Governor Schwarzenegger Takes a Stand for Tech

Last week Governor Schwarzenegger vetoed a budget measure that would have cut off the livelihood of thousands of California’s small Internet businesses. As the state faces a $26 billion budget deficit and record high unemployment, Schwarzenegger declared that “we should be doing everything we can to keep jobs and create jobs in California.”

Legislators estimated this measure would raise $150 million over the next two years, even as mounting evidence suggests it will not raise a penny. Though California consumers must pay sales tax on every purchase they make, a 1992 U.S. Supreme Court decision forbids states from forcing out-of-state companies to deduct these taxes automatically on consumers’ behalf. Unless the company has a physical presence within the state, known as “nexus,” consumers are responsible for paying the tax themselves. Frustrated by low compliance, lawmakers sought to expand the definition of nexus.

Many e-commerce leaders, such as Washington-based Amazon.com and Utah-based Overstock, place advertisements on the Web sites of California small businesses. The legislature passed a measure declaring that such relationships constitute nexus. Because the Internet allows data to flow seamlessly across state borders, these companies don’t have to advertise on California websites to reach California customers. As a result, they could simply stop paying California small businesses to run their advertisements. That is exactly what happened when other states took this approach.

Both Amazon and Overstock recently terminated their advertising relationships with businesses in North Carolina, Rhode Island, and Hawaii. Similarly, Overstock immediately ceased advertisements in California after the Legislature’s recent action, and Amazon warned Gov. Schwarzenegger that “if this new tax collection scheme were enacted, Amazon would have little choice but to end its advertising relationships with California-based participants.” Not only would this lead to no new sales tax collection, but it would also cost the state considerable income tax revenue.

The Performance Marketing Alliance estimates that 25,000 California small businesses earned $1.3 billion in 2008 from advertising relationships with out-of-state companies. If advertisers terminated these relationships, the state could lose $123 million in income taxes. Because advertising income drives the creation and growth of countless online services, this sudden loss of income could devastate Silicon Valley and compromise California’s status as a leader in high-tech innovation.

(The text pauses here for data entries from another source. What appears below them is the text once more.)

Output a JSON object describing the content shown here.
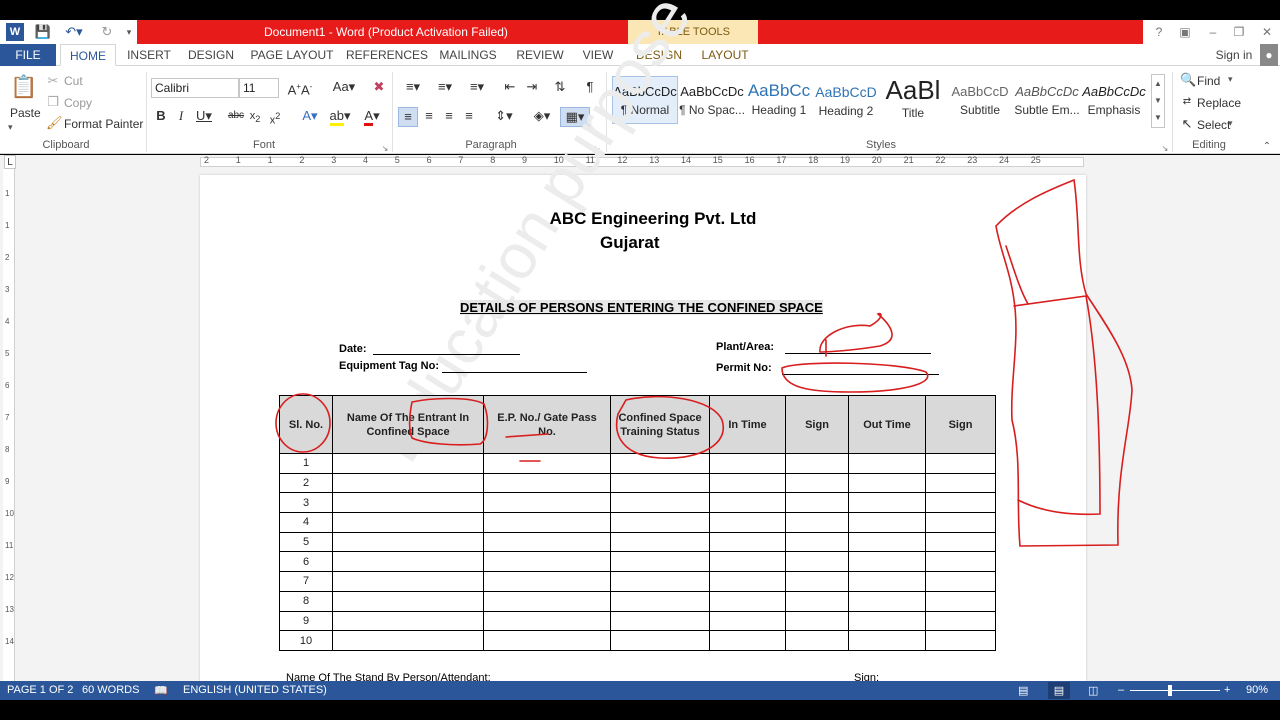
{
  "window": {
    "title": "Document1 -  Word (Product Activation Failed)",
    "context_tab_group": "TABLE TOOLS",
    "sign_in": "Sign in",
    "accent_color": "#2b579a",
    "title_band_color": "#e81b1b"
  },
  "tabs": [
    "FILE",
    "HOME",
    "INSERT",
    "DESIGN",
    "PAGE LAYOUT",
    "REFERENCES",
    "MAILINGS",
    "REVIEW",
    "VIEW",
    "DESIGN",
    "LAYOUT"
  ],
  "clipboard": {
    "paste": "Paste",
    "cut": "Cut",
    "copy": "Copy",
    "format_painter": "Format Painter",
    "label": "Clipboard"
  },
  "font": {
    "name": "Calibri",
    "size": "11",
    "label": "Font"
  },
  "paragraph": {
    "label": "Paragraph"
  },
  "styles": {
    "label": "Styles",
    "items": [
      {
        "preview": "AaBbCcDc",
        "name": "¶ Normal"
      },
      {
        "preview": "AaBbCcDc",
        "name": "¶ No Spac..."
      },
      {
        "preview": "AaBbCc",
        "name": "Heading 1"
      },
      {
        "preview": "AaBbCcD",
        "name": "Heading 2"
      },
      {
        "preview": "AaBl",
        "name": "Title"
      },
      {
        "preview": "AaBbCcD",
        "name": "Subtitle"
      },
      {
        "preview": "AaBbCcDc",
        "name": "Subtle Em..."
      },
      {
        "preview": "AaBbCcDc",
        "name": "Emphasis"
      }
    ]
  },
  "editing": {
    "find": "Find",
    "replace": "Replace",
    "select": "Select",
    "label": "Editing"
  },
  "ruler": {
    "numbers": [
      "2",
      "1",
      "1",
      "2",
      "3",
      "4",
      "5",
      "6",
      "7",
      "8",
      "9",
      "10",
      "11",
      "12",
      "13",
      "14",
      "15",
      "16",
      "17",
      "18",
      "19",
      "20",
      "21",
      "22",
      "23",
      "24",
      "25"
    ]
  },
  "document": {
    "company": "ABC Engineering Pvt. Ltd",
    "location": "Gujarat",
    "heading": "DETAILS OF PERSONS ENTERING THE CONFINED SPACE",
    "date_label": "Date:",
    "equipment_label": "Equipment  Tag No:",
    "plant_label": "Plant/Area:",
    "permit_label": "Permit No:",
    "watermark": "Education purpose only",
    "table_headers": [
      "Sl. No.",
      "Name Of The Entrant In Confined Space",
      "E.P. No./ Gate Pass No.",
      "Confined Space Training Status",
      "In Time",
      "Sign",
      "Out Time",
      "Sign"
    ],
    "rows": [
      "1",
      "2",
      "3",
      "4",
      "5",
      "6",
      "7",
      "8",
      "9",
      "10"
    ],
    "footer_left": "Name Of The Stand By Person/Attendant:",
    "footer_right": "Sign:"
  },
  "status": {
    "page": "PAGE 1 OF 2",
    "words": "60 WORDS",
    "language": "ENGLISH (UNITED STATES)",
    "zoom": "90%"
  }
}
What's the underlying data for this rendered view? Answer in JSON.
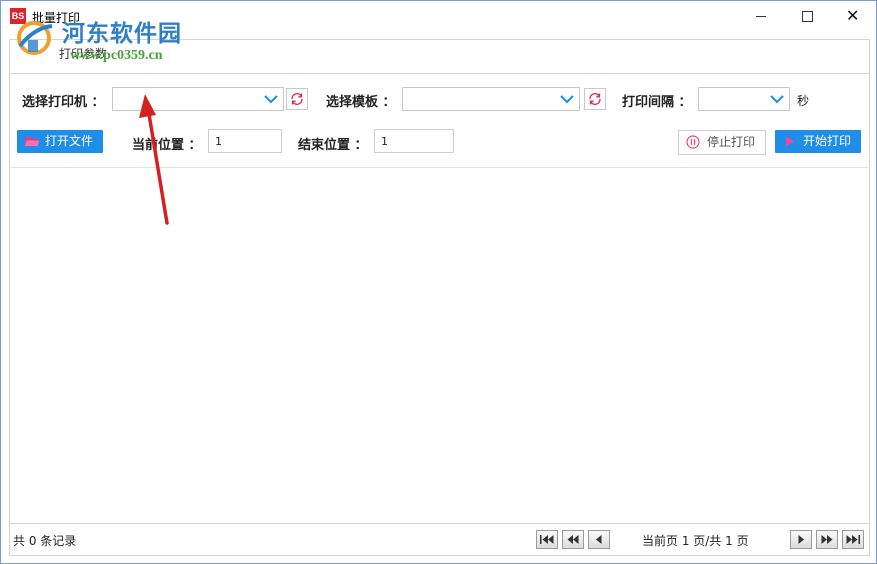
{
  "window": {
    "title": "批量打印",
    "icon_text": "BS"
  },
  "watermark": {
    "site_name": "河东软件园",
    "url": "www.pc0359.cn"
  },
  "tab": {
    "label": "打印参数"
  },
  "printer": {
    "label": "选择打印机 ：",
    "value": ""
  },
  "template": {
    "label": "选择模板 ：",
    "value": ""
  },
  "interval": {
    "label": "打印间隔 ：",
    "value": "",
    "unit": "秒"
  },
  "toolbar": {
    "open_file": "打开文件",
    "stop_print": "停止打印",
    "start_print": "开始打印",
    "current_pos_label": "当前位置 ：",
    "current_pos_value": "1",
    "end_pos_label": "结束位置 ：",
    "end_pos_value": "1"
  },
  "footer": {
    "record_count": "共 0 条记录",
    "page_info": "当前页 1 页/共 1 页"
  },
  "colors": {
    "accent": "#1e8ee8",
    "annotation_arrow": "#d42020",
    "refresh_icon": "#d8265a"
  }
}
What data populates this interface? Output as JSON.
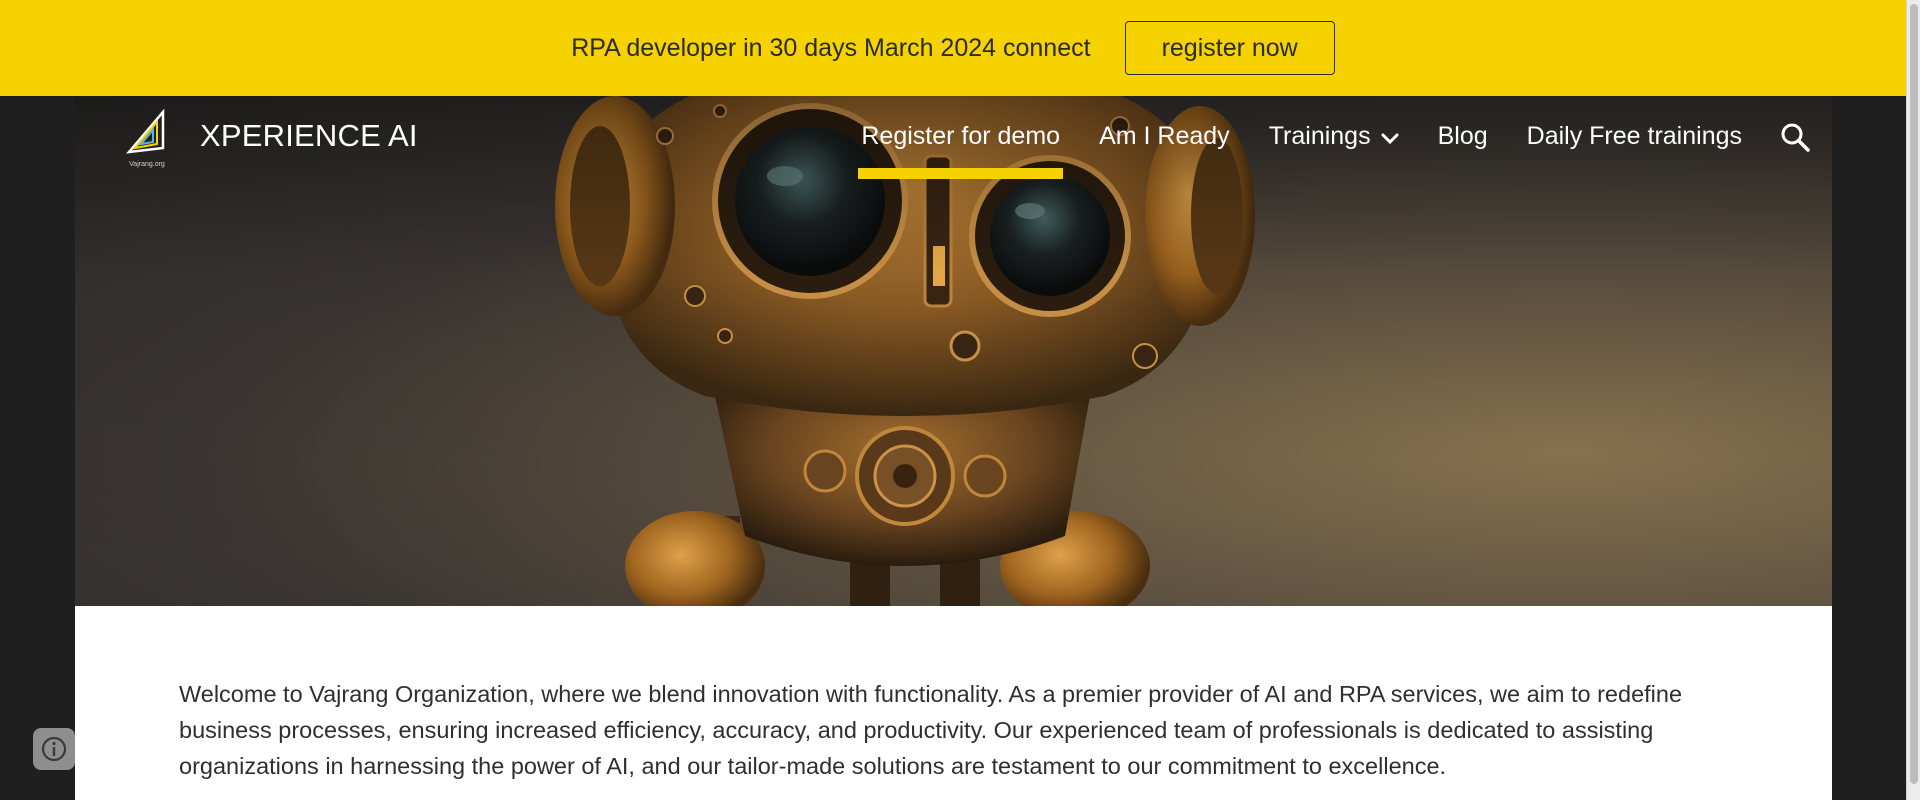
{
  "announcement": {
    "text": "RPA developer in 30 days March 2024 connect",
    "button_label": "register now"
  },
  "site": {
    "title": "XPERIENCE AI",
    "logo_caption": "Vajrang.org"
  },
  "nav": {
    "items": [
      {
        "label": "Register for demo",
        "active": true
      },
      {
        "label": "Am I Ready",
        "active": false
      },
      {
        "label": "Trainings",
        "active": false,
        "has_dropdown": true
      },
      {
        "label": "Blog",
        "active": false
      },
      {
        "label": "Daily Free trainings",
        "active": false
      }
    ],
    "search_icon": "search-icon"
  },
  "main": {
    "intro": "Welcome to Vajrang Organization, where we blend innovation with functionality. As a premier provider of AI and RPA services, we aim to redefine business processes, ensuring increased efficiency, accuracy, and productivity. Our experienced team of professionals is dedicated to assisting organizations in harnessing the power of AI, and our tailor-made solutions are testament to our commitment to excellence."
  },
  "colors": {
    "accent": "#f5d200",
    "text_dark": "#2b2b2b",
    "page_bg": "#1f1f1f"
  },
  "icons": {
    "info": "info-icon",
    "dropdown": "chevron-down-icon"
  }
}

Therefore, expanding the definition of nexus results in no benefit for the state, but incurs considerable harms. Desperate to end the budget crisis, the legislature advanced this proposal as a fix existing only on paper. By insisting on budget figures that accurately reflect reality, the Governor has made an important commitment to find enduring solutions that “keep jobs and businesses in California.” After rejecting the nexus measure, Schwarzenegger personally contacted Overstock’s CEO and convinced him to reinstate all advertising relationships with California businesses.

California should work to address its failure to collect taxes equally on in-state and out-of-state purchases. As long as this inequity remains, businesses selling to Californians will be unfairly penalized for having a physical presence within the state. While few consumers report their out-of-state purchases, most remain unaware that such a requirement exists. Better education and auditing could significantly boost compliance.

In addition, the U.S. Supreme Court does not categorically reject forcing out-of-state companies to collect sales tax, but only taxes that “unduly burden interstate commerce.” If California lawmakers first initiated a comprehensive effort to reform and simplify the state’s tax code, a proposal to level the playing field between in-state and out-of-state businesses may pass Constitutional muster.

In a time of crisis, Governor Schwarzenegger should be applauded for having the vision to reject dangerous threats to California’s high-tech competitiveness. California is already the world’s nexus of online innovation, and the state needs policies that attract and foster Internet entrepreneurs, not put them out of business.

Nothing contained in this blog is to be construed as necessarily reflecting the views of the Pacific Research Institute or as an attempt to thwart or aid the passage of any legislation.